Morris, also an administrative assistant for Shelby County Emergency Medical Services, said that a Shelbyville doctor and his daughter received minor injuries, mainly cuts, when a tree fell on their car and knocked out its windshield as they were traveling down Main Street. They were treated at Jewish Hospital and released, she said.

Three deaths were reported in the Cincinnati area — a woman who died when a tree hit her family room, and a couple riding motorcycles. For tens of thousands of customers in Louisville and Cincinnati, power might not be restored for a week. A Louisville Gas & Electric spokesman called the outage there the worst in 30 years.

Most of the wind-related problems and the largest concentration of damage Sunday morning were in far Western Kentucky, according to the state Division of Emergency Management. Gov. Steve Beshear last night declared a state of emergency in Kentucky.

"All of Kentucky felt some sort of tropical disturbance-type winds," said Lauren Raymer, a meteorologist for WKYT-TV Channel 27 in Lexington. "In Lexington and all across the Ohio Valley ... all along the river from Evansville (Ind.) to Covington to Cincinnati, they had hurricane-force, Category One winds."

Lexington had a peak wind of 60 mph, and Covington hit 70 mph, she said. Louisville experienced a 75-mph wind at one point.

"I can't remember winds being this strong and over such a broad area and causing so many problems," said WKYT chief meteorologist T.G. Shuck. "This is the result of just how large this hurricane was."

Shuck said that generally when remnants of hurricanes pass through this area, rain is expected, not high winds. Said Shuck: "Unfortunately, we got what we didn't need and didn't get what we needed. This thing really was packing a punch."

In Lexington, one wall of a tobacco warehouse at Cedar and Plunkett streets in the South Hill area collapsed, crushing a truck. A tree also fell onto a car at the corner of High Street and Fontaine Road.

Kentucky Utilities reported 40,000 customers without power across the state, most of that in Western Kentucky, said Cliff Feltham, a KU spokesman. At one time Sunday Lexington had 5,000 customers without power; late last night, that number was down to about 1,500.

The largest area of Lexington without power yesterday was around Arcadia Park near the University of Kentucky, and included Central Baptist Hospital, which was operating on backup generators.

Around noon Sunday, winds split a huge tree and half its trunk fell on an automobile passing on Richmond Road. The driver was taken to a hospital with non-life threatening injuries, police said. The tree was on the street next to the Henry Clay estate.

Ann Hagan-Michel, executive director of Ashland, said the staff regularly inspects the trees on the 14-acre urban estate. "Trees are a blessing and a curse," she said. "When the winds get like this, we all say a little prayer."

The winds also scrambled Kentucky air traffic.

Ted Bushelman, a spokesman for the Cincinnati/Northern Kentucky International Airport, said the control tower was shut down between 2 and 5 p.m.
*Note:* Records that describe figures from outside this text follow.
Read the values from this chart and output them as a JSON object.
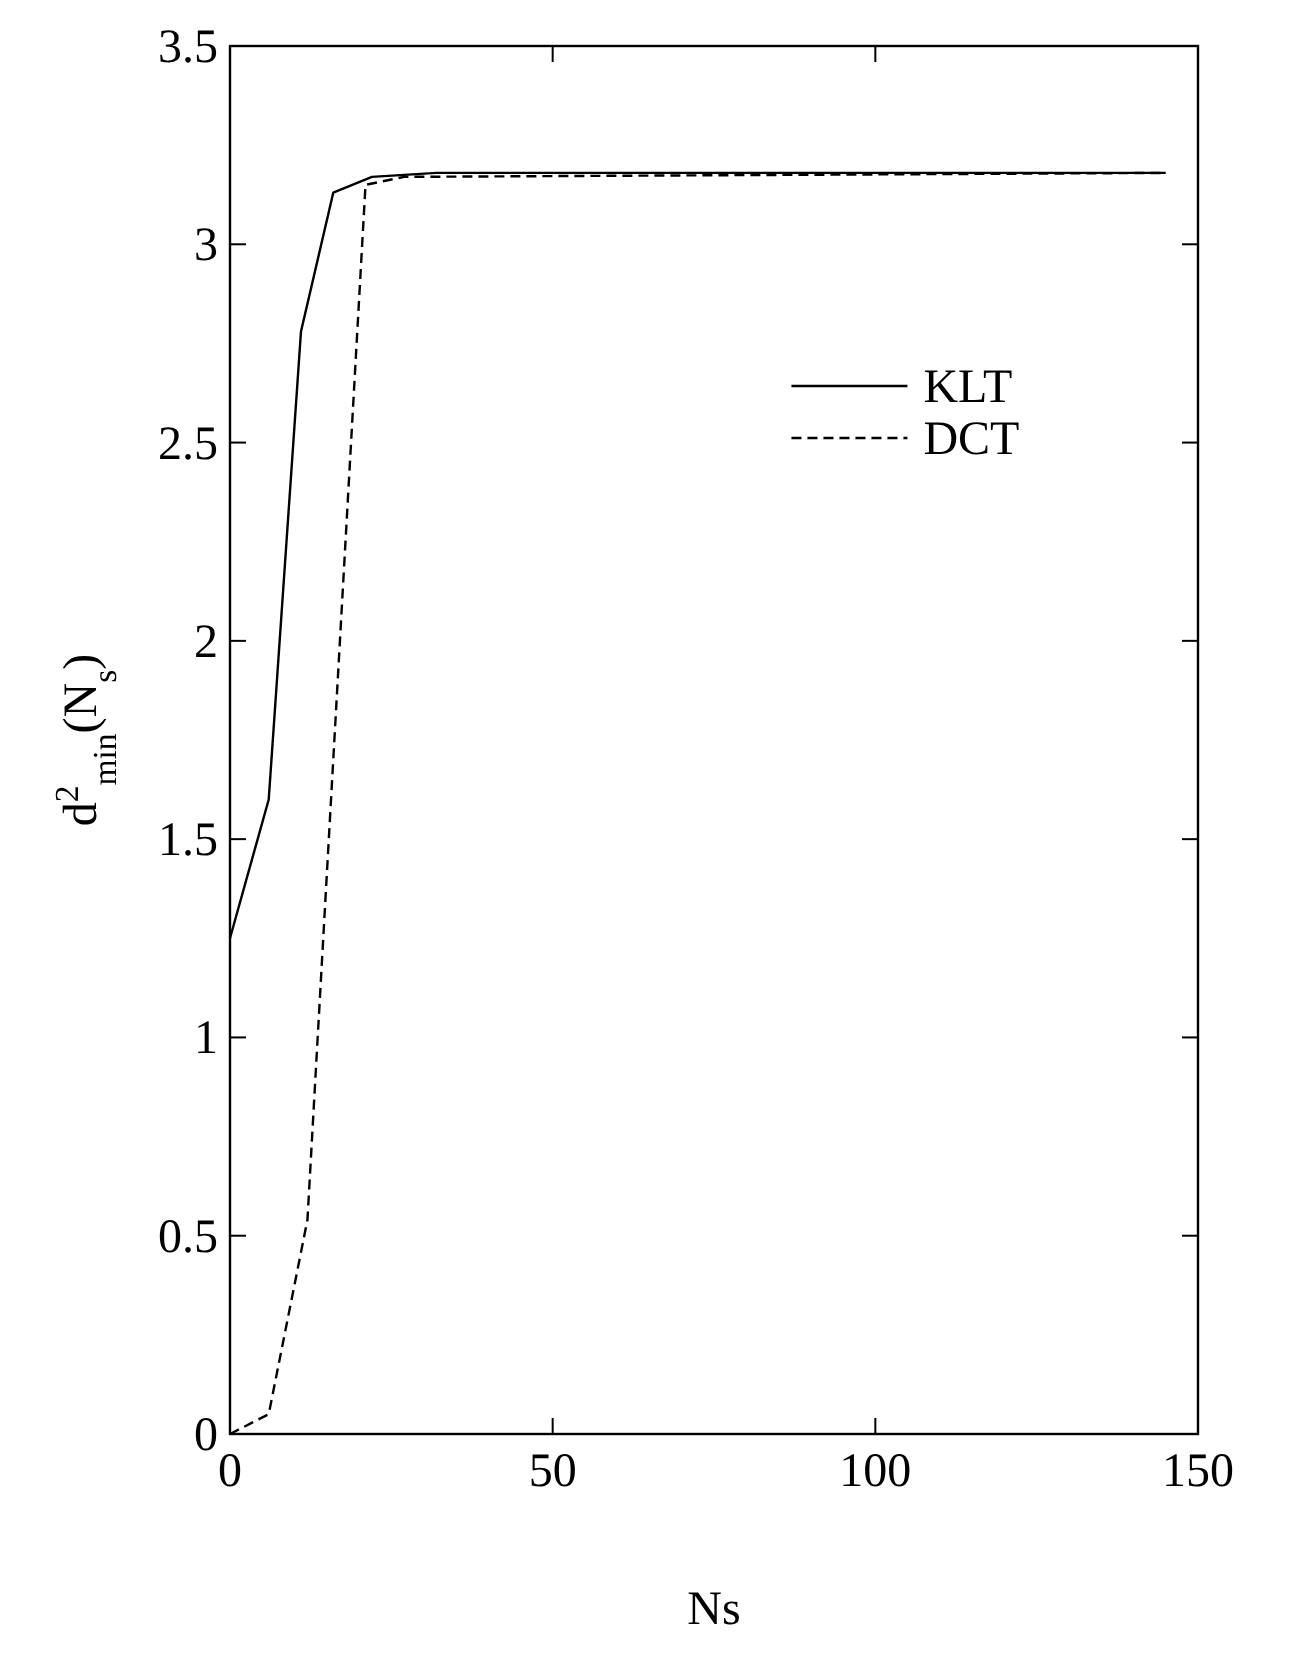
{
  "chart_data": {
    "type": "line",
    "xlabel": "Ns",
    "ylabel": "d$^{2}$$_{min}$(N$_{s}$)",
    "xlim": [
      0,
      150
    ],
    "ylim": [
      0,
      3.5
    ],
    "xticks": [
      0,
      50,
      100,
      150
    ],
    "yticks": [
      0,
      0.5,
      1,
      1.5,
      2,
      2.5,
      3,
      3.5
    ],
    "legend": "right",
    "grid": false,
    "series": [
      {
        "name": "KLT",
        "color": "#000000",
        "line_style": "solid",
        "x": [
          0,
          6,
          11,
          16,
          22,
          32,
          145
        ],
        "values": [
          1.25,
          1.6,
          2.78,
          3.13,
          3.17,
          3.18,
          3.18
        ]
      },
      {
        "name": "DCT",
        "color": "#000000",
        "line_style": "dashed",
        "x": [
          0,
          6,
          12,
          21,
          27,
          145
        ],
        "values": [
          0,
          0.05,
          0.54,
          3.15,
          3.17,
          3.18
        ]
      }
    ]
  }
}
Sunday because of high winds. Bushelman said that the control tower is evacuated during particularly high winds because some workers were hurt several years ago when glass was broken out by winds. About 20 flights into the airport and 20 flights going out were canceled, and a couple of others were diverted.
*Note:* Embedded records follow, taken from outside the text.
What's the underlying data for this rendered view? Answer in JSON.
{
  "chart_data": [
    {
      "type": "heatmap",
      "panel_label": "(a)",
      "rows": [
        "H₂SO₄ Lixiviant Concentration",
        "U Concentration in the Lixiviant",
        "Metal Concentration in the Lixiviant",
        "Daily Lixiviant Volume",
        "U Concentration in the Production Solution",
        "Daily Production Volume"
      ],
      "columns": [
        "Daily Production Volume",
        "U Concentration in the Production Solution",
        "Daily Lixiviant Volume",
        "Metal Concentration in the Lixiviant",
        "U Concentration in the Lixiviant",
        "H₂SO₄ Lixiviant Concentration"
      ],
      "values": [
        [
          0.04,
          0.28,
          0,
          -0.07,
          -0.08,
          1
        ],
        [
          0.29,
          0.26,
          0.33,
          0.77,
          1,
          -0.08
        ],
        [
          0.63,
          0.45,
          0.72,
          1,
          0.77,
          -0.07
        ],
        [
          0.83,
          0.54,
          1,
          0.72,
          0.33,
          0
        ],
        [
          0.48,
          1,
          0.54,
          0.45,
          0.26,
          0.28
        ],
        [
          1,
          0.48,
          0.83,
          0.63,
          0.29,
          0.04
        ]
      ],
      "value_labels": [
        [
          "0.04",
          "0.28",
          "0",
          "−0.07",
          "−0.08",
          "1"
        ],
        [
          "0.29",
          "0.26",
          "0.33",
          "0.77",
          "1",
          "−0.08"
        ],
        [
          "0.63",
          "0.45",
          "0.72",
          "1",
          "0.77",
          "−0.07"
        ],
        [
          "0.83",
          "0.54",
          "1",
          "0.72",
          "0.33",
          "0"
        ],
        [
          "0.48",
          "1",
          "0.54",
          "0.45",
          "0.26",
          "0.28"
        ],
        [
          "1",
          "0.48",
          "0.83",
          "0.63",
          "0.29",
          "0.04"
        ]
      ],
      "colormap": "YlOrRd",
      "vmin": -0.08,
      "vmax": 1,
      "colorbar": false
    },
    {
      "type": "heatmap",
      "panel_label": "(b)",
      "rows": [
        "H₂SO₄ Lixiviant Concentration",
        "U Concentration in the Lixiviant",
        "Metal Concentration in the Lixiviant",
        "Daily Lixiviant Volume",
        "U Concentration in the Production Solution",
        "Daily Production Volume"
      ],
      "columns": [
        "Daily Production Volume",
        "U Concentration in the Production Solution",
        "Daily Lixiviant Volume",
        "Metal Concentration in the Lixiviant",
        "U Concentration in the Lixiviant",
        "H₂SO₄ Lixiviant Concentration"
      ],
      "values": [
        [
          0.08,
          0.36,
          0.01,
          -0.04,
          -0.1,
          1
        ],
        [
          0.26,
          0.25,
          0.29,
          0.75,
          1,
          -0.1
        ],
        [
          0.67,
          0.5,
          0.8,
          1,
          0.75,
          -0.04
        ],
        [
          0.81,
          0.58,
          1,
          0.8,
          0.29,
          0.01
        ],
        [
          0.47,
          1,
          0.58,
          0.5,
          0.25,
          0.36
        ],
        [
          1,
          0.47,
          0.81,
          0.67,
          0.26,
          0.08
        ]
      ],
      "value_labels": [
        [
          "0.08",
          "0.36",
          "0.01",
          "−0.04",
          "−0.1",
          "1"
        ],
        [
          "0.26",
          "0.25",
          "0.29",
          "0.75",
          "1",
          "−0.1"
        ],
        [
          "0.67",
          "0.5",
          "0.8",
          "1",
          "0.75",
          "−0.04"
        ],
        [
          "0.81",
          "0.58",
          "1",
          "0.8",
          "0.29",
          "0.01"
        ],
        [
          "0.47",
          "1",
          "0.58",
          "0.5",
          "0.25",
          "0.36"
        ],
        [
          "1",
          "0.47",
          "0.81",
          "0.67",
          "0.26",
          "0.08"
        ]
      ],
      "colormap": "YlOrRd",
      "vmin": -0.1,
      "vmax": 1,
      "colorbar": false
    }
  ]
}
No damage was done to the control tower, but, Bushelman said, "Part of the roof's gone off the Delta hangar. Part of the roof is coming off on Concourse C."

Tree limbs blocked major roads in Jefferson County, especially in the Bardstown Road and Hurstborne Road areas. Jefferson County schools are closed Monday.

Two Kentucky bridges over the Ohio River were closed because of the winds.

Officials briefly closed the William H. Natcher Bridge near Owensboro after it was struck by a barge that broke loose during the high winds, according to the Kentucky Division of Emergency Management. The Coast Guard dislodged the barge, and the bridge was reopened Sunday afternoon. A bridge at Madison, Ind., was also closed.

A live electric line fell across the Mountain Parkway in Wolfe County, near Campton, about 4 p.m. The roadway in that area was closed, and traffic was diverted for about two hours for repairs.